Merchet, analizinde, “Fransa askerlerini Mali’ye konuşlandırdığı 2013’ten bu yana Paris ve Bamako yönetimleri arasında hiç bu kadar sert rüzgarlar esmedi.” ifadelerine yer verdi.
Mali Başbakanı Choguel Kokalla Maiga’nın 7 Şubat Pazartesi günü Fransa yönetimine yönelik sarf ettiği “Ülkeyi bağımlı devlet yapmanıza, köleleştirilmesine müsaade edemeyiz. Bu artık bitti.” sözlerini Fransa’nın tek başına üstüne alınmak istemediği, bunda diğer yabancı güçlerin de kastedildiğini anlamak istediğine vurgu yapılan analizde, Fransa’nın bu süreçte yalnız hareket etmek istemediği belirtildi.
Merchet, “Fransa uzun süre böyle kalamaz. Fransız yetkililer 17-18 Şubat’ta Belçika’nın başkenti Brüksel’de düzenlenmesi beklenen Avrupa-Afrika Zirvesine gözlerini çevirmiş ve bunu fırsata çevirmek için zaman kollamakta.” değerlendirmesini yaptı.

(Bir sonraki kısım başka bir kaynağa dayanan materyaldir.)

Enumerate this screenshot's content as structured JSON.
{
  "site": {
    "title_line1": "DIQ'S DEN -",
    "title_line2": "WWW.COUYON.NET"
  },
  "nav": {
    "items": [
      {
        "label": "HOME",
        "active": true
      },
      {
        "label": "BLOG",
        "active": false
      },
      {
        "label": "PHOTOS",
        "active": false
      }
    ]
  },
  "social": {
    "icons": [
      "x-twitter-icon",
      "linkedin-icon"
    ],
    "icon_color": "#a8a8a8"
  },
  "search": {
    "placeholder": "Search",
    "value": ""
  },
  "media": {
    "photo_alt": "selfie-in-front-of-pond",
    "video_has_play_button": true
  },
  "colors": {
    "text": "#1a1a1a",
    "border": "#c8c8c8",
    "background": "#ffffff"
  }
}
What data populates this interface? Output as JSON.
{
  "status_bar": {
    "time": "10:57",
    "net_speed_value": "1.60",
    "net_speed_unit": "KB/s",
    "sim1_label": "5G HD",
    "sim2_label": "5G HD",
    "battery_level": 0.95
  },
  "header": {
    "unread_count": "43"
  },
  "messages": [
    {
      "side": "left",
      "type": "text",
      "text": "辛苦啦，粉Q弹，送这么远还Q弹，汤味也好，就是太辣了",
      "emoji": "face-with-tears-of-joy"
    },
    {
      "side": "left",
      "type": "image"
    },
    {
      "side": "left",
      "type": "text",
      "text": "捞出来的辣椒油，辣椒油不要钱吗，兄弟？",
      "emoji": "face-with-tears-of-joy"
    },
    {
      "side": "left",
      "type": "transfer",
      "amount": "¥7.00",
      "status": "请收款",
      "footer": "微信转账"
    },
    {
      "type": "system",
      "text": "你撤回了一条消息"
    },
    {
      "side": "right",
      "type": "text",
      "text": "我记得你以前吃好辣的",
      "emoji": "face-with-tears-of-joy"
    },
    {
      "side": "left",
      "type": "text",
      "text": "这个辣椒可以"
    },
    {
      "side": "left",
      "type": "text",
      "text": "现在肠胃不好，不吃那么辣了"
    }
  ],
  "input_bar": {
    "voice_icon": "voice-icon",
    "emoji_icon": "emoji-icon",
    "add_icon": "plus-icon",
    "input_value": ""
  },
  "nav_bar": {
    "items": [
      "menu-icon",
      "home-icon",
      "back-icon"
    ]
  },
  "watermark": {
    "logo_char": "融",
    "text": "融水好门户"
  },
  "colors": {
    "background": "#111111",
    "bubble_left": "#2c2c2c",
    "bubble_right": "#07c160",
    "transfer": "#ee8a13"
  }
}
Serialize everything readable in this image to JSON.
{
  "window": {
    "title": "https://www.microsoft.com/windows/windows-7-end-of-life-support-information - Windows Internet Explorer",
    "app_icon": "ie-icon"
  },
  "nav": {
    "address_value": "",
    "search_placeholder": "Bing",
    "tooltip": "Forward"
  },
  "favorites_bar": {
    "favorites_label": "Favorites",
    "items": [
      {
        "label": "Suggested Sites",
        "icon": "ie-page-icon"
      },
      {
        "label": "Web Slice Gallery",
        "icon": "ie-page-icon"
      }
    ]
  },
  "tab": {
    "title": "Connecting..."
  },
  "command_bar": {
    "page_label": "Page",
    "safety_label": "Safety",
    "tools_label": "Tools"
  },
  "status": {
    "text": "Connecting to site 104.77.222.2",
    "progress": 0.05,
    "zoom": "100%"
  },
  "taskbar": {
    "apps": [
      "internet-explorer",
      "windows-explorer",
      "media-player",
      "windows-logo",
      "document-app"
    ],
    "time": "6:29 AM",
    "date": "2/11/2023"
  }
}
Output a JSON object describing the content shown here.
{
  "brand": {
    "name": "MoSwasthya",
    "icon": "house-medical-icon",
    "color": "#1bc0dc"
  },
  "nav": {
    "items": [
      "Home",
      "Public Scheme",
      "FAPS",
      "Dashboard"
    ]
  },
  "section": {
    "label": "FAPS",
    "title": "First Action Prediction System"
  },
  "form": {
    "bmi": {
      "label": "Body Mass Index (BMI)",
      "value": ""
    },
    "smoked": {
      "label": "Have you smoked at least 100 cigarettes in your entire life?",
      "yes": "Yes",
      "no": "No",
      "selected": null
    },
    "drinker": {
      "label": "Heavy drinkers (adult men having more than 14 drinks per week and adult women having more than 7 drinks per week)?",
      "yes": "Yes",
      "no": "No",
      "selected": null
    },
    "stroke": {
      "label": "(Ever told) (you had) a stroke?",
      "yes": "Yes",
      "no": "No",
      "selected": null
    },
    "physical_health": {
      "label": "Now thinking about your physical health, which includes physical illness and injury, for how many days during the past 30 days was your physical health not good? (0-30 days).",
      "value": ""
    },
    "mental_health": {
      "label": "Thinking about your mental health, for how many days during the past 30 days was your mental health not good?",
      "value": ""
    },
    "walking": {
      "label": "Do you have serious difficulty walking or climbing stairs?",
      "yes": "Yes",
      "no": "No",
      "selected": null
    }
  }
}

Fransa’daki cumhurbaşkanı seçimi kampanyasını etkileyecek
Fransa Parlamentosunda gelecek günlerde de Fransa’nın Mali’deki askeri varlığının tartışılacağı bilgisine yer verilen yazıda, fikir birliği sağlanmaması durumunda cumhurbaşkanı seçimi kampanyasının bundan olumsuz etkileneceğine işaret edildi.
Yazıda, Paris’in, Bamako yönetiminin bir seçim takvimi açıklamaması ve daha da önemlisi Wagner’e bağlı Rus paralı askerlerle ortaklaşa hareket etmeleri nedeniyle Mali’deki cuntayı suçladığının altı çizildi.
Paris yönetiminin Rusya’yı da Wagnere lojistik destek sağlamakla suçladığı kaydedilen yazıda, Rus paralı askerlerin ülkedeki sayısının 1000 civarında olduğu; Segou, Sevare ve Mopti bölgelerine konuşlandıkları bilgisine yer verildi.
Merchet analizinde, Fransa’nın Mali’ye yönelik hedeflerinden yine de vazgeçmek istemediği, şu ana kadar mesafe koyduğu ve Mali siyasetinde de hatırı sayılan kanaat İmam Mahmud Dicko ile perde arkasında görüşmelere başladığını iddia etti.
Fransa bölgedeki halk tarafından istenmediğinin farkında
Wagner’in Mozambik’te olduğu gibi küçük çaplı silahlı grupları etkisiz kılma ve püskürtmede başarı sağlayabileceği aktarılan yazıda, Sahraaltı Afrika’da DEAŞ, El-Kaide gibi büyük terör gruplarının olduğu, Wagner güçlerinin bunlarla Fransa gibi etkili mücadele edemeyeceği savunuldu.
Yazıda, Fransa ve Avrupalı ortakları için Mali’nin büyük önem taşıdığına değinilerek Avrupa ülkelerinden askerlerin de bünyesinde olduğu Takuba Görev Gücü, Birleşmiş Milletler (BM) Güvenlik Konseyi’nin aldığı kararla kurulan “EUTM Mali” askeri misyonu ve BM Mali Çok Boyutlu Entegre İstikrar Misyonununun (MINUSMA) yanı sıra Fransız Barkhane güçlerinin önemli bir aktör olduğu ileri sürüldü.
Yazıda, Fransız güçlerinin tek başına çekilmesinin bölgede domino etkisi yapacağı görüşüne yer verildi.
Fransa’nın askerlerini bölgeden çekmek yerine Nijer’e konuşlanma planı olduğundan bahsedilen yazıda, Paris yönetiminin Sahraaltı Afrika’da bölge halkının Fransa karşıtı tutum ve tepkilerinin göz ardı edilmeyecek seviyelerde olduğunun farkında olduğu, “artık hiçbir şeyin eskisi gibi olmayacağını” bildiğine dikkat çekildi.